That one class about walking

Hank Bernhardt
walking chicago: history in footsteps
6 min readOct 26, 2022

LSP Walking Chicago, is a very straightforward title for a class. When I am asked the all too common question “what do you do in LSP Walking Chicago” my answer can take the simple form of stating the obvious “we walk in Chicago”. But this answer is mundane and wronging of the many complexities and multiplexes explored and discussed in LSP Walking Chicago. Walking can take on many different definitions. Walking paths can take on many definitions. Though we all “walk” we all face different reasons and challenges. Though in LSP Walking Chicago I did walk, walking was merely a catalyst of exploration.

Walking, according to Oxford Languages, is defined as “move at a regular pace by lifting and setting down each foot in turn, never having both feet off the ground at once.” Though lifting and setting down a pair of feet may be one definition, individuals like Sunaura Tay have a different designation for the term “walking”. As she shares with Judith Butler in their interview titled examined life, Tay cannot walk given her disability. Judith Butler tackles the idea of social norms on many fronts as an American theorist and philosopher Butler reviews Tay’s “walking” from a point of protest. For Tay walking is not lifting up her feet nor is it traveling by her own accord, to Tay “going for a walk is a social protest”. Walking takes on many forms. For some walking is a commute, for some walking is an exercise, for some walking is a job, and for some like Jay, walking is a protest. Walking is not always easy, roads like Division street are riddled with incomplete, untidy, and outright dangerous walkways. With cracks, potholes, and overgrown shrubbage pathways such as the sidewalk of Division Street are not accessible to all such as in cases of wheelchair use like in the story of Jay.

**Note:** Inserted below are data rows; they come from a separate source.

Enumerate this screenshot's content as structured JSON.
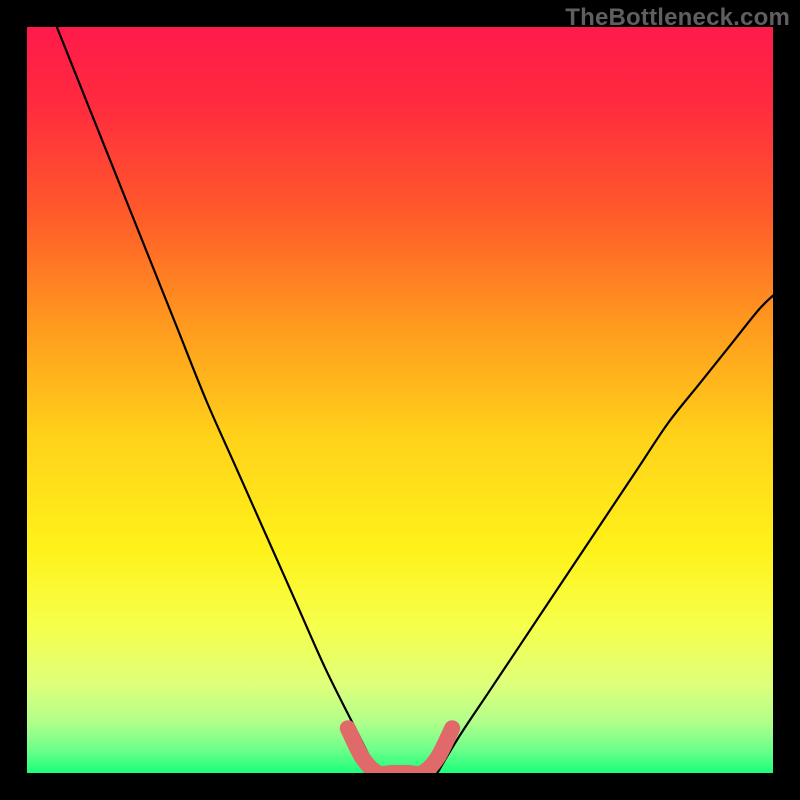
{
  "watermark": "TheBottleneck.com",
  "chart_data": {
    "type": "line",
    "title": "",
    "xlabel": "",
    "ylabel": "",
    "xlim": [
      0,
      100
    ],
    "ylim": [
      0,
      100
    ],
    "series": [
      {
        "name": "left-curve",
        "x": [
          4,
          8,
          12,
          16,
          20,
          24,
          28,
          32,
          36,
          40,
          44,
          47
        ],
        "y": [
          100,
          90,
          80,
          70,
          60,
          50,
          41,
          32,
          23,
          14,
          6,
          0
        ]
      },
      {
        "name": "right-curve",
        "x": [
          55,
          58,
          62,
          66,
          70,
          74,
          78,
          82,
          86,
          90,
          94,
          98,
          100
        ],
        "y": [
          0,
          5,
          11,
          17,
          23,
          29,
          35,
          41,
          47,
          52,
          57,
          62,
          64
        ]
      },
      {
        "name": "highlight-segment",
        "x": [
          43,
          45,
          47,
          49,
          51,
          53,
          55,
          57
        ],
        "y": [
          6,
          2,
          0,
          0,
          0,
          0,
          2,
          6
        ]
      }
    ],
    "gradient_stops": [
      {
        "offset": 0.0,
        "color": "#ff1a4b"
      },
      {
        "offset": 0.1,
        "color": "#ff2a3f"
      },
      {
        "offset": 0.25,
        "color": "#ff5a2a"
      },
      {
        "offset": 0.4,
        "color": "#ff9a1e"
      },
      {
        "offset": 0.55,
        "color": "#ffd21a"
      },
      {
        "offset": 0.7,
        "color": "#fff21a"
      },
      {
        "offset": 0.8,
        "color": "#f6ff4a"
      },
      {
        "offset": 0.88,
        "color": "#dfff7a"
      },
      {
        "offset": 0.93,
        "color": "#b3ff8a"
      },
      {
        "offset": 0.97,
        "color": "#6bff8a"
      },
      {
        "offset": 1.0,
        "color": "#1aff7a"
      }
    ],
    "highlight_color": "#e06a6a",
    "curve_color": "#000000"
  }
}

Walking paths are not always that of sanctioned walkways. A walker in a city faces many challenges. Challenges such as physical barriers, social barriers, and barriers regarding safety. Physical barriers can take on forms such as walls, or bodies of water, but as a walker barriers are only as strong as the travelers will. Paths of least resistance are a natural phenomenon and do not stop at humans. College campuses and cities are riddles with shortcuts, and unsanctioned pathways though they may not be paved, many walkers share the innate ability to create their own path and/or follow in others footsteps chasing the path of least resistance. Barriers for walkers do not stop at those taking on a physical form, for some walkers social barriers exist. “Walking While Black” by Gernette Cadogan explores the social barriers African Americans face while walking in the United States. For Cadogan, walking in America while black gave him paranoia and fear while walking in Jamaica he felt safe and comfortable. Social barriers can also appear in examples such as women facing fears of harassment while walking. Though social barriers do not appear like their physical barrier counterparts, both barriers block walkers but can be climbed over. Physical barriers and social barriers both challenge walkers and place them into the possibility of harm.

I come from a family of walkers. Whether it be for enjoyment or necessity my family does a lot of walking. My father would label himself as a walker, his favorite saying is his next car will be another pair of hiking boots. My father begins every single day with a walk to work, ending his work day at the United States Postal Service with a walk home. This three fourths of a mile walk between our home and our local post office has been completed by my father for the better part of the last four years. My mother would label herself a walker, from the late afternoon walks with the mothers of my neighborhood filled with conversations of all types to her late night walks with my dog, my mother can be found walking at nearly every hour of the day. My sister would label herself a commuter. Similar to my father, my sister walks to work. But unlike my father who walks in our suburban neighborhood of Minnesota, my sister’s walks take place in Midtown Manhattan New York to and from her apartment and place of work. As my father walks to work out of a sense of enjoyment, my sister walks to work out of necessity, with no car and the many driving restrictions she would face by living in New York City. My sister has to walk to work. My brother would label himself an adventurer from his early years of walking the woods of our cabin to the more recent years of hiking the Appalachian trail. My brother walks to explore nature. My sister and father walk with the purpose of getting from point a to point b, my mother walks with the purpose of socializing, and my brother walks to experience.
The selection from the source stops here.